A couple of weeks ago we had our one year clinic visit. N is, thankfully, doing incredibly well! We’ve had a couple of bumps in our road up to this point, but it has, ultimately, been an amazing ride.
We were given the word that we can space out our visits from every four weeks to every three months. When I heard this, I was overjoyed! For a moment…
That joy very quickly turned to nausea and intense discomfort. This must have shown on my face, because our nurse quickly assured me that we could come back to them prior to that three months time if we felt we needed to. HUGE sigh of relief.
But it was in that moment that I realized I had lost my safety net again. I had gotten so accustomed to seeing our nurses and doctors at those regular intervals. Of course, our team is always just a phone call away. I know they will always be there for us, without question. But now, it feels so strange to be set loose, again. As they put it, we’ve graduated!

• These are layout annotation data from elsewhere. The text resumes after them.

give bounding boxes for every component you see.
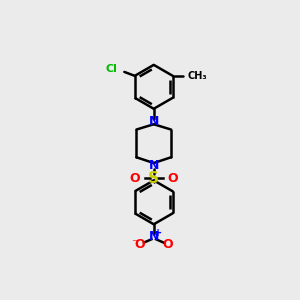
Text: CH₃: CH₃ — [187, 71, 207, 81]
Text: Cl: Cl — [106, 64, 117, 74]
Text: O: O — [130, 172, 140, 184]
Text: N: N — [148, 230, 159, 244]
Text: S: S — [148, 171, 159, 186]
Text: O: O — [162, 238, 173, 251]
Text: +: + — [154, 228, 162, 238]
Text: O: O — [167, 172, 178, 184]
Text: O: O — [135, 238, 145, 251]
Text: N: N — [148, 115, 159, 128]
Text: N: N — [148, 159, 159, 172]
Text: ⁻: ⁻ — [131, 237, 138, 250]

Yet I still feel like we’re in training. We’re still learning this whole transplant-family thing. What am I supposed to do for three months without seeing them? I don’t know how my sanity is going to hold up without their monthly reassurance that he’s still doing well. I have this perpetual free-fall sensation in the pit of my stomach…
This is when taking N’s vitals
so regularly gives me comfort. I know that if anything seems out of the norm, I can go to the team and tell them exactly what is “off,” and they can give us guidance. This is why I so highly recommend tracking your kiddo’s vitals, or at least some baseline parameters (mood, eating habits, any kind of symptom, really). Not only am I able to pick up on “huh, that seems odd..” but I can point to past data and say exactly why it seems different or weird. And honestly, usually it’s me being paranoid. But I’d rather be paranoid than miss something!
The other fun part of this past visit was that we got to show his nurses in his old ward that he is walking completely independently now. At our last visit, he would toddle from person to person, but now he is running amuck completely on his own. And he’s quite the explorer! My favorite part of him walking is watching where his little curiosities take him. Some of the nurses we hadn’t seen in a while didn’t even recognize him!
But there is a bitter-sweetness to these visits. First, I remember what it felt like to still be in his room and see others visit the nurses. Some of N’s doctors would encourage us to talk to those visitors to give us hope of how N could heal and eventually be just a normal kid. But it just made me angry and jealous that we were cooped up in that room and not living a normal life. Now, I’m afraid I’ve become that visitor, angering someone else. I would hate to cause others that same pain.
Secondly, it’s becoming more and more the case that we don’t always recognize people. There is always personnel turnover wherever you go, I understand that. But there are days when we visit that we hardly know anyone. This makes me fear the day that his ward no longer feels like home. Those walls contained and witnessed some of our darkest hours. But what if it wasn’t the walls that made it feel like a safe place? What if it was the people? And what happens when those people move on to other places? Those angels saved us all. How do we cope with losing that feeling of security?
There is an incredible bond forged between you and those who walked alongside you through the trenches of Hell. Our nurses and doctors held us through our tears. They carried us through the most miserable of days. They have shared in our suffering. If you have this same anxiety that I do, my advice to you would be to maintain those relationships; nurture them and invest in their upkeep. Social media is a wonderfully powerful means of keeping up with those who are geographically separated from you, but who still hold a piece of your heart. Don’t let that bond be broken by distance.
Ultimately, though, as Meister Eckhart said, we must trust the magic of new beginnings. Out of adversity, such amazing growth occurs. Embrace your new freedom, and know that one can fear the unknown while still conquering it!